U.S. vows 100% tariffs on $2.4 billion in imports from France over digital tax that would harm U.S. tech firms including Apple

David Lawder and Andrea Shalal for Reuters:

The U.S. government on Monday said it may slap punitive duties of up to 100% on $2.4 billion in imports from France of Champagne, handbags, cheese and other products, after concluding that France’s new digital services tax would harm U.S. tech companies.

The U.S. Trade Representative’s office said its “Section 301” investigation found that the French tax was “inconsistent with prevailing principles of international tax policy, and is unusually burdensome for affected U.S. companies,” including Alphabet Inc’s Google, Facebook Inc, Apple Inc, and Amazon.com Inc.

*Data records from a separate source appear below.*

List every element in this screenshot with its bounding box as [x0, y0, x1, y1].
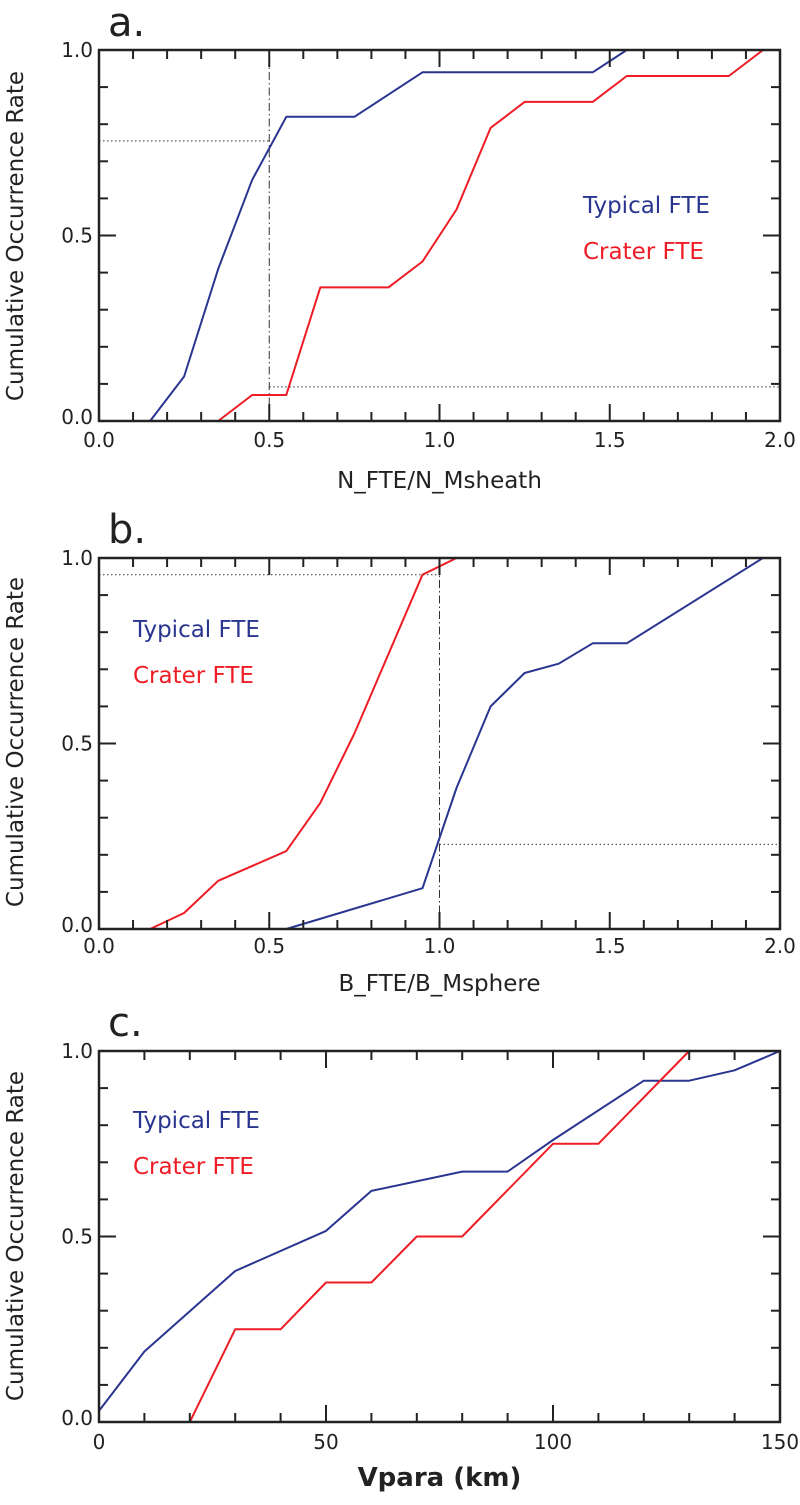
panel-letter: b.: [108, 507, 146, 553]
series-line-typical-fte: [98, 1050, 781, 1412]
x-tick-label: 0: [93, 1430, 106, 1454]
x-tick-label: 0.5: [253, 934, 285, 958]
x-axis-label: N_FTE/N_Msheath: [337, 468, 542, 494]
y-tick-label: 0.0: [61, 1406, 93, 1430]
panel-b: b. Typical FTE Crater FTE 0.0 0.5 1.0 1.5 2.0 0.…: [3, 507, 796, 997]
x-tick-label: 1.0: [424, 428, 456, 452]
legend-entry-crater-fte: Crater FTE: [133, 663, 254, 689]
y-tick-label: 1.0: [61, 38, 93, 62]
legend-entry-typical-fte: Typical FTE: [582, 193, 710, 219]
x-axis-label: Vpara (km): [358, 1463, 522, 1493]
y-tick-label: 1.0: [61, 1039, 93, 1063]
legend-entry-typical-fte: Typical FTE: [132, 1108, 260, 1134]
series-line-typical-fte: [150, 557, 764, 930]
panel-letter: a.: [108, 0, 145, 46]
y-axis-label: Cumulative Occurrence Rate: [3, 71, 29, 401]
series-line-crater-fte: [116, 49, 764, 422]
y-tick-label: 0.5: [61, 732, 93, 756]
y-tick-label: 1.0: [61, 546, 93, 570]
x-axis-label: B_FTE/B_Msphere: [339, 971, 541, 997]
x-tick-label: 0.5: [253, 428, 285, 452]
panel-a: a. Typical FTE Crater FTE 0.0 0.5 1.0 1.5 2.0 0.…: [3, 0, 796, 494]
y-tick-label: 0.0: [61, 913, 93, 937]
x-tick-label: 0.0: [83, 934, 115, 958]
x-tick-label: 0.0: [83, 428, 115, 452]
x-tick-label: 2.0: [764, 934, 796, 958]
legend-entry-crater-fte: Crater FTE: [583, 239, 704, 265]
series-line-crater-fte: [99, 1050, 780, 1423]
y-tick-label: 0.5: [61, 1225, 93, 1249]
x-tick-label: 1.5: [594, 428, 626, 452]
y-axis-label: Cumulative Occurrence Rate: [3, 1071, 29, 1401]
x-tick-label: 1.5: [594, 934, 626, 958]
x-tick-label: 1.0: [424, 934, 456, 958]
y-tick-label: 0.5: [61, 224, 93, 248]
x-tick-label: 150: [761, 1430, 799, 1454]
legend-entry-typical-fte: Typical FTE: [132, 617, 260, 643]
series-line-typical-fte: [149, 49, 780, 422]
x-tick-label: 2.0: [764, 428, 796, 452]
panel-letter: c.: [108, 1000, 143, 1046]
y-axis-label: Cumulative Occurrence Rate: [3, 577, 29, 907]
panel-c: c. Typical FTE Crater FTE 0 50 100 150 0.0 0.5 1.…: [3, 1000, 799, 1493]
legend-entry-crater-fte: Crater FTE: [133, 1154, 254, 1180]
x-tick-label: 100: [534, 1430, 572, 1454]
x-tick-label: 50: [313, 1430, 338, 1454]
y-tick-label: 0.0: [61, 405, 93, 429]
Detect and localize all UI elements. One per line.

U.S. Trade Representative Robert Lighthizer said the government was exploring whether to open similar investigations into the digital services taxes of Austria, Italy and Turkey. “The USTR is focused on countering the growing protectionism of EU member states, which unfairly targets U.S. companies,” Lighthizer said.

The findings won favor from U.S. lawmakers and U.S. tech industry groups, who have long argued that the tax unfairly targets U.S firms. “The French digital services tax is unreasonable, protectionist and discriminatory,” Senators Charles Grassley and Ron Wyden, the top Republican and Democrat, respectively, on the Senate Finance Committee, said in a joint statement.

MacDailyNews Take: As we wrote back in April:

As per the EU itself, the smart approach for Apple et al. is to lobby for harmonized EU taxation over a state-by-state patchwork of taxes, as that will at least offer simplicity, stability, and predictability.

11 Comments

  1. Certainly E.U. taxation policies have zero resemblance to equality and fairness for far too long. Fingers crossed the Trump administration will be a catalyst for positive change for American tech companies…

    1. Why exactly were the comments above not favorable? Perhaps there are a lot of French visiting the site and they agree with the French taxing policies?

      No, lemme guess, if GoeB would NOT have included Trump in the post, “will be a catalyst for positive change for American tech companies…” the words would have been just fine, or even desirable.

      To some, Trump tarnishes even the good things, I guess. Let’s just say that’s simply irrational.

  2. Sounds like an overreaction to country making tax decisions in its own borders:
    France’s 3% levy applies to revenue from digital services earned by firms with more than 25 million euros ($27.86 million) in French revenue and 750 million euros ($830 million) worldwide.

    We all know that digital service companies have got away with paying minimal taxes in countries outside the US. For once I agree with the French that this needs to stop.

    I hardly see that this action is protectionist. It is simply reacting to the inequities of the taxation systems for multinationals and digital service companies in particular. Slapping punitive duties on French physical products is a classic example of unreasonable, protectionist and discriminatory.

  3. So…

    Is the administration going to punish individual States within the US for wanting to do the same thing as France and from before France said they might?

    Specifically, the collection of sales tax from online shopping.

  4. “As per the EU itself, the smart approach for Apple et al. is to lobby for harmonized EU taxation over a state-by-state patchwork of taxes, as that will at least offer simplicity, stability, and predictability.”

    So individual EU States should give up their sovereignty for US corporation’s benefit and convenience? Nice try. If you want to sell in their country, you must play by their rules.

    As I’m told frequently… “use an Android, no one is forcing you to buy Apple”. Well no one is forcing you to sell in the EU.

    1. The WHOLE point of the EU is for the member states to give up some sovereignty in exchange for the economic benefits of having EU-wide, unified, simplified, commerce system.

      France doing its own thing in this instance is absolutely brain-dead, even if they are justified in wanting to correct an unfair tax situation.